Javād Maroufi was one of the first composers of piano music in Persia and celebrated for his contribution to Persian classical music. He was born in Tehran to musician parents Musa Maroufi and Ezra Maroufi – both pupils of renowned master, Darvish Khan. Javad’s mother died when he was young, so he was raised by his father and taught violin and tar from a young age.

Amir Farid says this about the music of Maroufi: "Ever since the release of Veiled Virtuosity, my first solo album on the Move Records label, it has been apparent that the inclusion of two of Javad Maroufi’s works for piano on that album proved to be popular amongst listeners.

"It was when my good friend Richard Mitchell approached me with the idea to devote an entire album to Maroufi’s output that this project came to life. Working on this project has made me realise how engrained Maroufi’s work has been in my own life, and within Persian (Iranian) culture in general.

"Several of his works were amongst the first I ever performed in public as a child, and his recordings would constantly be playing in the household. Being exposed to the sounds of Maroufi throughout my life has made this project both a joy and an immense challenge. After years of intense training as a Classical pianist, it has been difficult to realise the authentic folk-like roots of Maroufi’s work without the interference of other influences. Although the Western influences on Maroufi’s music are apparent and obvious, especially the works of Chopin, it is the fusion with traditional Persian music that truly makes this pioneering composer’s work unique.
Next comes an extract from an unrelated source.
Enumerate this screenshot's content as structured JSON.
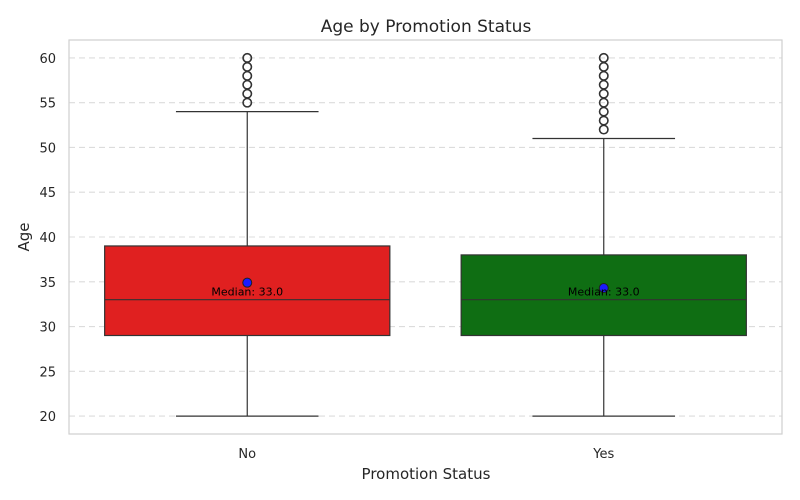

"I must add that although a lot of his music is indeed notated and published, they only serve as a very rough guide to the final product heard in Maroufi’s playing, and arguably in any successful performance of his work. The improvisatory and freestyle aspect is an essential part of his music, and the challenge here lies in going beyond what’s on the page, while never drifting too far to make the work unidentifiable. Right-hand tremolos, heard frequently throughout this album, imitate the Santur, a Persian dulcimer. This technique (not without its RSI-related challenges!) is engrained in Maroufi’s playing style, as is his gifted ability to freely improvise in a style similar to that heard in a traditional Persian ensemble. My aim has been to replicate this style as authentically as possible, but not without my own insights and influences. I hope this album brings as much pleasure to you as a listener as it did to me during its creation."